Fantasy: Do comic books offer themes of escapism through fantastical elements? Sometimes, although people seem to take it for granted, given how many comic book characters have sad sack lives, and how many comic books are focused on being “edgy” by showing horrible things happening to people. I wouldn’t step into these comic book worlds, myself, even if I were promised a superpower.

Fantasy: Are super-hero comic books stupid smelly things for stupid babies and now that we’re all 14 we can totes tell the babies how stupid their baby likes are so we feel more grown up? Yeah, okay, most of us age out of that, but why not.
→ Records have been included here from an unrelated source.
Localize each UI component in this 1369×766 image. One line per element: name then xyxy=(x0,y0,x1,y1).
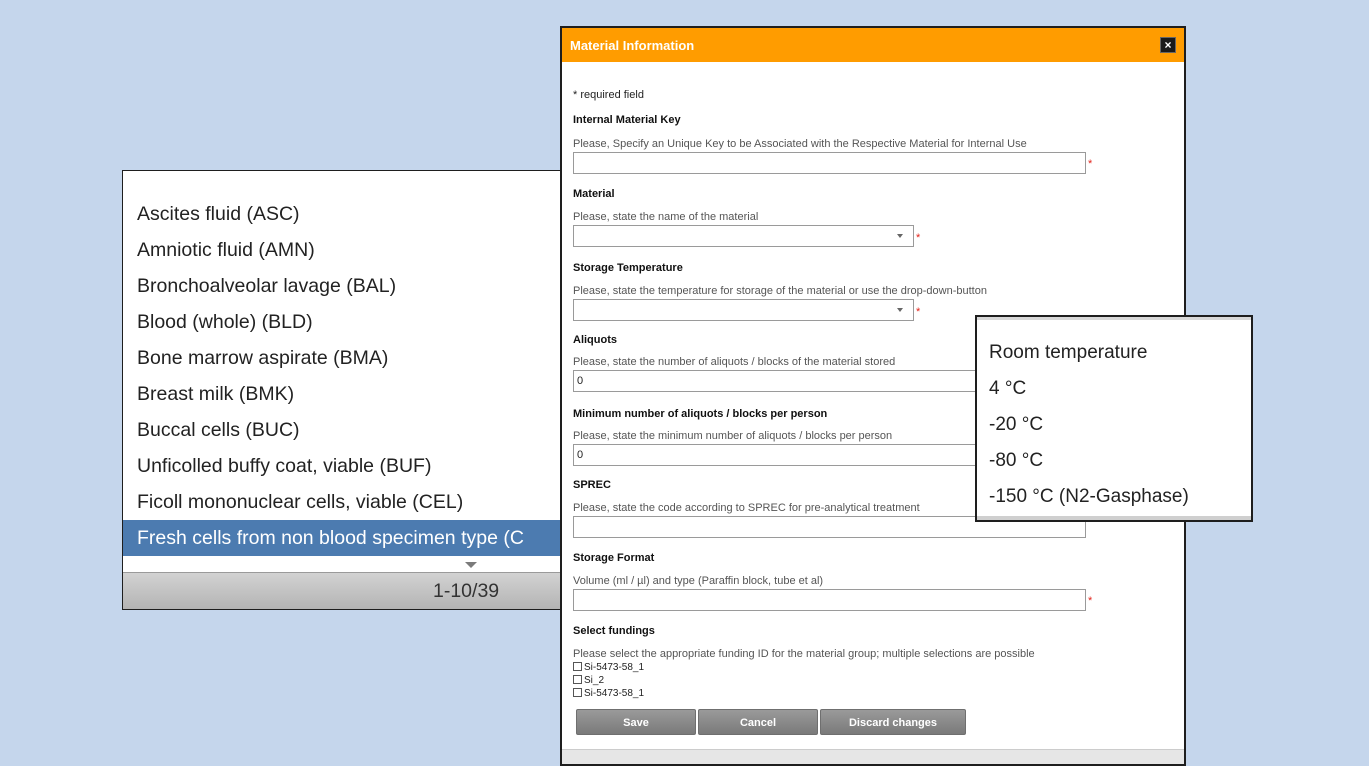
material-option[interactable]: Unficolled buffy coat, viable (BUF) xyxy=(123,448,561,484)
aliquots-hint: Please, state the number of aliquots / b… xyxy=(573,356,896,368)
material-option[interactable]: Buccal cells (BUC) xyxy=(123,412,561,448)
material-option[interactable]: Breast milk (BMK) xyxy=(123,376,561,412)
min-aliquots-label: Minimum number of aliquots / blocks per … xyxy=(573,408,828,420)
sprec-hint: Please, state the code according to SPRE… xyxy=(573,502,920,514)
required-star: * xyxy=(916,306,921,318)
temperature-dropdown-zoom: Room temperature 4 °C -20 °C -80 °C -150… xyxy=(975,315,1253,522)
temperature-option[interactable]: 4 °C xyxy=(977,371,1251,407)
temperature-option[interactable]: -20 °C xyxy=(977,407,1251,443)
chevron-down-icon xyxy=(465,562,477,568)
close-icon[interactable]: × xyxy=(1160,37,1176,53)
funding-option-label: Si_2 xyxy=(584,675,605,686)
checkbox-icon[interactable] xyxy=(573,675,582,684)
dropdown-top-edge xyxy=(977,317,1251,320)
save-button[interactable]: Save xyxy=(576,709,696,735)
material-option[interactable]: Bone marrow aspirate (BMA) xyxy=(123,340,561,376)
fundings-hint: Please select the appropriate funding ID… xyxy=(573,648,1035,660)
material-select[interactable] xyxy=(573,225,914,247)
material-option[interactable]: Amniotic fluid (AMN) xyxy=(123,232,561,268)
fundings-label: Select fundings xyxy=(573,625,655,637)
list-pager: 1-10/39 xyxy=(123,572,561,609)
checkbox-icon[interactable] xyxy=(573,662,582,671)
storage-format-label: Storage Format xyxy=(573,552,655,564)
funding-option[interactable]: Si_2 xyxy=(573,675,604,687)
material-option[interactable]: Blood (whole) (BLD) xyxy=(123,304,561,340)
min-aliquots-hint: Please, state the minimum number of aliq… xyxy=(573,430,893,442)
material-option-selected[interactable]: Fresh cells from non blood specimen type… xyxy=(123,520,561,556)
cancel-button[interactable]: Cancel xyxy=(698,709,818,735)
dialog-title: Material Information xyxy=(570,38,695,53)
storage-temperature-label: Storage Temperature xyxy=(573,262,683,274)
funding-option[interactable]: Si-5473-58_1 xyxy=(573,688,644,700)
pager-text: 1-10/39 xyxy=(433,580,500,602)
internal-key-label: Internal Material Key xyxy=(573,114,681,126)
required-star: * xyxy=(1088,158,1093,170)
checkbox-icon[interactable] xyxy=(573,688,582,697)
temperature-option[interactable]: Room temperature xyxy=(977,335,1251,371)
storage-format-input[interactable] xyxy=(573,589,1086,611)
funding-option-label: Si-5473-58_1 xyxy=(584,688,645,699)
material-option[interactable]: Ficoll mononuclear cells, viable (CEL) xyxy=(123,484,561,520)
required-star: * xyxy=(1088,595,1093,607)
funding-option[interactable]: Si-5473-58_1 xyxy=(573,662,644,674)
storage-temperature-hint: Please, state the temperature for storag… xyxy=(573,285,987,297)
storage-temperature-select[interactable] xyxy=(573,299,914,321)
internal-key-hint: Please, Specify an Unique Key to be Asso… xyxy=(573,138,1027,150)
temperature-options-list: Room temperature 4 °C -20 °C -80 °C -150… xyxy=(977,335,1251,515)
storage-format-hint: Volume (ml / µl) and type (Paraffin bloc… xyxy=(573,575,824,587)
aliquots-label: Aliquots xyxy=(573,334,617,346)
dialog-header: Material Information × xyxy=(562,28,1184,62)
dropdown-bottom-edge xyxy=(977,516,1251,520)
temperature-option[interactable]: -80 °C xyxy=(977,443,1251,479)
funding-option-label: Si-5473-58_1 xyxy=(584,662,645,673)
material-option[interactable]: Bronchoalveolar lavage (BAL) xyxy=(123,268,561,304)
material-hint: Please, state the name of the material xyxy=(573,211,759,223)
internal-key-input[interactable] xyxy=(573,152,1086,174)
material-options-list: Ascites fluid (ASC) Amniotic fluid (AMN)… xyxy=(123,196,561,556)
chevron-down-icon xyxy=(897,308,903,312)
discard-changes-button[interactable]: Discard changes xyxy=(820,709,966,735)
chevron-down-icon xyxy=(897,234,903,238)
material-list-zoom: Ascites fluid (ASC) Amniotic fluid (AMN)… xyxy=(122,170,562,610)
required-note: * required field xyxy=(573,89,644,101)
temperature-option[interactable]: -150 °C (N2-Gasphase) xyxy=(977,479,1251,515)
material-label: Material xyxy=(573,188,615,200)
sprec-label: SPREC xyxy=(573,479,611,491)
material-option[interactable]: Ascites fluid (ASC) xyxy=(123,196,561,232)
required-star: * xyxy=(916,232,921,244)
Speculative Fiction: I just saw Sunny Daze mention this term while editing, and it seems an excellent compromise to me. A lot of “light” science fiction is referred to with this term now, along with some alt-history, some fantasy… It seems that it would really cover most of the superhero genre, without the potential confusion of meaning a variety of definitions for “fantasy story.” If the story starts as space adventure, then lands on Sorceror’s World, it’s still the same genre, speculative!

Not to mention Doctor Strange.

One of the key differences between science and magic, as the driving force behind a speculative fiction story, is that science is repeatable. If a guy fell into a vat of chemicals and now can fly, what happens if we toss more people into that vat of chemicals? If everyone who falls into that vat gains flight, that’s one thing. Or even if 90% of the people who fall in die, but the survivors gain flight, we can still work with that: That still leaves room, for instance, for an autocratic government forcing soldiers into the vat. And you can also try to improve the process, to decrease the mortality rate and make them more consistent (removing the toxic impurities, better screening of test subjects to figure out how they’ll react before killing them, controlling the dosage, etc.). Pretty soon, you’re going to get armies of flying soldiers, and maybe ordinary folks flying to the grocery store, and how will society react to that?

But in the vast majority of superhero stories, the “accidents of science” that create the supers are one-offs, or maybe you get one villain reproducing a flawed version of the process a second time. And that’s where it starts to look a lot more like magic.